On Wednesday, thanks in large part to Mr. McConnell's leadership, Senate Democrats came up eight votes short in their effort to obtain cloture on an amendment to begin withdrawing troops from Iraq within 120 days. During debate, Mr. McConnell drove home a point that was clearly embarrassing to Democrats: that even Senate Armed Services Committee Chairman Carl Levin could not explain how his own amendment would work. Sen. Harry Reid, clearly angered by the fact that his latest legislative attempt to undermine the war effort had failed, responded petulantly, pulling the defense authorization bill from the floor. By doing so, the majority leader is holding up funding to assist wounded war veterans, and to provide mine-resistant trucks to protect American soldiers in Iraq and Afghanistan. In short, Mr. McConnell helped expose the fraudulence of Mr. Reid's argument that the Democratic Party opposes the war but "supports the troops." In reality, Mr. Reid and his political allies demonstrated that they are more interested in scoring cheap political points against the war than in improving conditions for American fighting men and women.
But Mr. McConnell was only getting warmed up.

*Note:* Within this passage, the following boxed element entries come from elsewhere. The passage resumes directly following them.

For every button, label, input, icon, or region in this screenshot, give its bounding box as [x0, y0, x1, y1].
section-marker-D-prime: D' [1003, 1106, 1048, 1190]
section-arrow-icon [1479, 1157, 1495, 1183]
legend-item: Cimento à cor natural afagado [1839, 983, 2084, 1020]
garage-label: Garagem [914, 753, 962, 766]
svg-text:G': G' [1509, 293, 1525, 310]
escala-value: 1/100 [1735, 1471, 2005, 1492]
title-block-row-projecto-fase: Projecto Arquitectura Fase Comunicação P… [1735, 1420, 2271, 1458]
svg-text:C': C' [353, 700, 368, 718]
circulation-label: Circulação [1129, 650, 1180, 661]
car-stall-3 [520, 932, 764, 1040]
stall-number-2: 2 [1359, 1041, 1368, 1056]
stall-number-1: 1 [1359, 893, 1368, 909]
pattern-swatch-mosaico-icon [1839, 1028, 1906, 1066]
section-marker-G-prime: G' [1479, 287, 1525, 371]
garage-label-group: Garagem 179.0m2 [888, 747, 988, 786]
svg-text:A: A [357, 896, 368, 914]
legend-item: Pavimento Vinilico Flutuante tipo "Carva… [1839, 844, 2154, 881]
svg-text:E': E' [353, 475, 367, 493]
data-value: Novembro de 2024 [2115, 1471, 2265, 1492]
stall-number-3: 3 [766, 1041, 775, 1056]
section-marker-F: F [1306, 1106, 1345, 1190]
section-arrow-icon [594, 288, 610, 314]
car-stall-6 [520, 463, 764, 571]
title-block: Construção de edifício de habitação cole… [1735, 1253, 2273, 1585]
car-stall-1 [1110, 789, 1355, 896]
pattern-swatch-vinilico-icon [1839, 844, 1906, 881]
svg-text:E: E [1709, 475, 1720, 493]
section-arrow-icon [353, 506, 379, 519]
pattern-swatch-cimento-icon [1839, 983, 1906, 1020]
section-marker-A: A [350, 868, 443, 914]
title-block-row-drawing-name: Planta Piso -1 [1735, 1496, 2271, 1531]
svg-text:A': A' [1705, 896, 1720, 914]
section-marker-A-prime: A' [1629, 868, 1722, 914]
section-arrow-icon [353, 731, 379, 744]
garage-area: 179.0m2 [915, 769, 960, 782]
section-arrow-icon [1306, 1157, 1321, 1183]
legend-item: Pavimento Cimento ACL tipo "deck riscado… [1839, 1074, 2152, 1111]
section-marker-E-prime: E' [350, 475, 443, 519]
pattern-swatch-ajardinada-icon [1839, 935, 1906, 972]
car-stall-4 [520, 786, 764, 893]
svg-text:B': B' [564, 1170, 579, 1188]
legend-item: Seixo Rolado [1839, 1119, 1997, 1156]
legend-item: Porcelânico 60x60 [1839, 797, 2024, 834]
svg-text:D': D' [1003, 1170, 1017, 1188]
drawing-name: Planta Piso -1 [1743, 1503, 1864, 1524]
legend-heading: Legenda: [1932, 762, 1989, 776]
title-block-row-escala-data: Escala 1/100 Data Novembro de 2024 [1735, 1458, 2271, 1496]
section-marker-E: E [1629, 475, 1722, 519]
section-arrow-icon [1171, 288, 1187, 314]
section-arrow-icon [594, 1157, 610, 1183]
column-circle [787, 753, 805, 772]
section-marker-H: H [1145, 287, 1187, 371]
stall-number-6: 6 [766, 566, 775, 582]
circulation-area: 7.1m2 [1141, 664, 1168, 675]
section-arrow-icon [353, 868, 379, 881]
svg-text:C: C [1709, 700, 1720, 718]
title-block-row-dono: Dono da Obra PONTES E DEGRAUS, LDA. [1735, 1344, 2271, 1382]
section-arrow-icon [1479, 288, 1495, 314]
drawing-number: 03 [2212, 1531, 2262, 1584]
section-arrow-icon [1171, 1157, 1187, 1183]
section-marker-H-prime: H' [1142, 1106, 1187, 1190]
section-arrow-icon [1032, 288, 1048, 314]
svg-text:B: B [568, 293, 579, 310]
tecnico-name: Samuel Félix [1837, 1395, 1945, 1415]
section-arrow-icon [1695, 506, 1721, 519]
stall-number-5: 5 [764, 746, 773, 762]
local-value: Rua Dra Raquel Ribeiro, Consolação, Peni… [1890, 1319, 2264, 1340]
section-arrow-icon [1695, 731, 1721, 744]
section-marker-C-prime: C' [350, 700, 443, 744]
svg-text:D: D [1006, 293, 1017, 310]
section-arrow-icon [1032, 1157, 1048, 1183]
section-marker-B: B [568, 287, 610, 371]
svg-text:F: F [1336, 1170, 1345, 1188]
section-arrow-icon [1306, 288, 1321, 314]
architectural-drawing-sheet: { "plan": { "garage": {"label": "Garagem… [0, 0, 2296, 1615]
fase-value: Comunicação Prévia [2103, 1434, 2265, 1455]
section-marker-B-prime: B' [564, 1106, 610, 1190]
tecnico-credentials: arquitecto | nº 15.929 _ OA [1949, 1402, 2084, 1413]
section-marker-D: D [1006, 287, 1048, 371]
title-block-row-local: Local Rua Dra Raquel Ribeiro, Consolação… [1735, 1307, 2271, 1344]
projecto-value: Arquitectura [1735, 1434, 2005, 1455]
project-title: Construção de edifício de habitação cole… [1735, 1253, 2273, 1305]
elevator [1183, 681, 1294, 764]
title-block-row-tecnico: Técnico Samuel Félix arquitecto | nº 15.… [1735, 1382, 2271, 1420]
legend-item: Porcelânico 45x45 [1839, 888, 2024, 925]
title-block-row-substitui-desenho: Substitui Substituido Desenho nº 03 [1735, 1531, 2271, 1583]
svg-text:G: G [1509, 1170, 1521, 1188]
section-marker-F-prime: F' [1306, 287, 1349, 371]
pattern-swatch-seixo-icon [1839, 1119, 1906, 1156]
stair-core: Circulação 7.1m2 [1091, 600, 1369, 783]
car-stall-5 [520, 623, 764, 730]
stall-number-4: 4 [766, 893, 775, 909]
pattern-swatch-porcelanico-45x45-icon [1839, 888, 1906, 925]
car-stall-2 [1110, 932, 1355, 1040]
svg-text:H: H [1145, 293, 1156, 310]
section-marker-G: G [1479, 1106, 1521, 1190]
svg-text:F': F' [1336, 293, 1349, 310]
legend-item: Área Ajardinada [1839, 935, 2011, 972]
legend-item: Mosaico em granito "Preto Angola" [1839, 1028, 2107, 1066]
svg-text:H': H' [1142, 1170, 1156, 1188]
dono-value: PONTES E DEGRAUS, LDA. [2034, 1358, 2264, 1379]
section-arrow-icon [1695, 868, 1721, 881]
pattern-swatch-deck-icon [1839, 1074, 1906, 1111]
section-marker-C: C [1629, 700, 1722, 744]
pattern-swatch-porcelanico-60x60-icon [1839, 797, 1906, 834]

Late on Thursday, he persuaded the Senate to pass by a 94-3 margin his amendment to an education bill which put the Senate on record in opposition to moving Guantanamo Bay detainees to military bases and jails inside the United States. The vote came as a surprise because many Democrats, among them Sen. Dianne Feinstein of California, view shutting down Gitmo as a great international public-relations move (even if it means that terrorists would be moved into jails located near American cities and towns.) Apparently, the Democrats hadn't bothered to read the McConnell amendment, so it passed easily.
And last — but certainly not least — Mr. McConnell is doing excellent work in leading the fight against reviving the notorious Fairness Doctrine. With Mr. McConnell's support, Sen. Norm Coleman has tried to offer as an amendment to other legislation his Broadcaster Freedom Act of 2007. The "fairness" policy was repealed 20 years ago by the Federal Communications Commission. On Thursday, Democrats led by Sen. Ted Kennedy blocked Mr. Coleman from attaching his amendment to the education bill on a 49-48 vote. Thanks in large part to Mr. McConnell's leadership, however, the overwhelming majority of Republicans have stood firm against any effort to revive the Fairness Doctrine and silence talk radio. That's effective leadership.